Get usage statistics for your site. Requires your API key.

Query Parameters

Parameter	Type	Description
`api_key` required	string	Your API key. Can also be sent as `X-API-Key` header.
`action`	string	One of: `summary` (default), `recent`, `distribution`
`limit`	integer	For `recent` action: number of results (max 200, default 50)
`month`	string	For `distribution` action: `YYYY-MM` format

Summary Response

				{
  "distribution": {
    "total": 1500,
    "human": 1350,
    "suspicious": 100,
    "bot": 50,
    "avg_score": 15.3
  },
  "usage": [
    {
      "year_month": "2026-02",
      "total_inits": 5000,
      "total_scores": 2000,
      "total_verifications": 1500,
      "total_human": 1350,
      "total_suspicious": 100,
      "total_bot": 50
    }
  ]
}
			

GET /health

Health check endpoint.
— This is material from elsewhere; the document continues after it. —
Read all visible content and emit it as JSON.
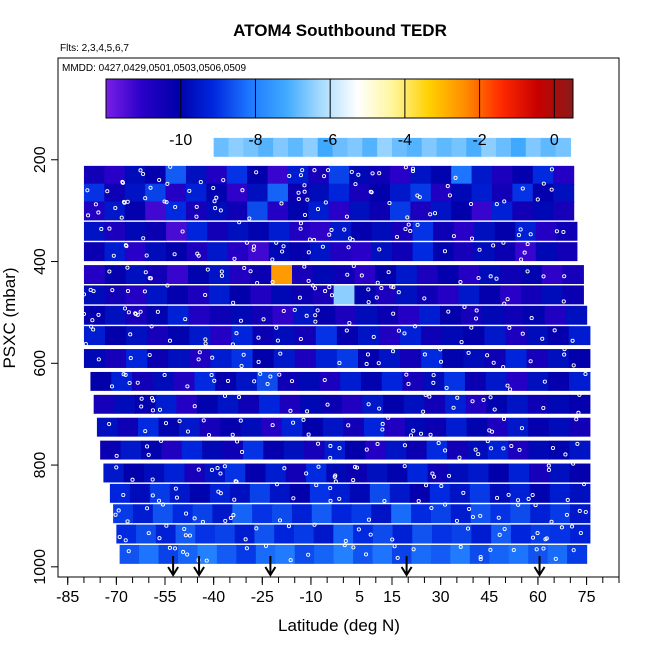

No authentication required.

				{
  "status": "ok",
  "service": "CAPTCHA Oculto",
  "version": "3.0.0",
  "architecture": "zero-kv"
}
			

Rate Limits

Endpoint	Limit	Window
`/init`	30 requests	Per minute per IP
`/score`	20 requests	Per minute per IP
`/verify`	No limit	Server-side calls only

Score Classification

Score Range	Classification	Recommended Action
0 - 25	human	Process normally
26 - 50	suspicious	Process but flag for review
51 - 100	bot	Reject (phantom success recommended)

Phantom Success: Instead of showing an error to bots, return a fake success response. This prevents bots from adapting their behavior based on error messages.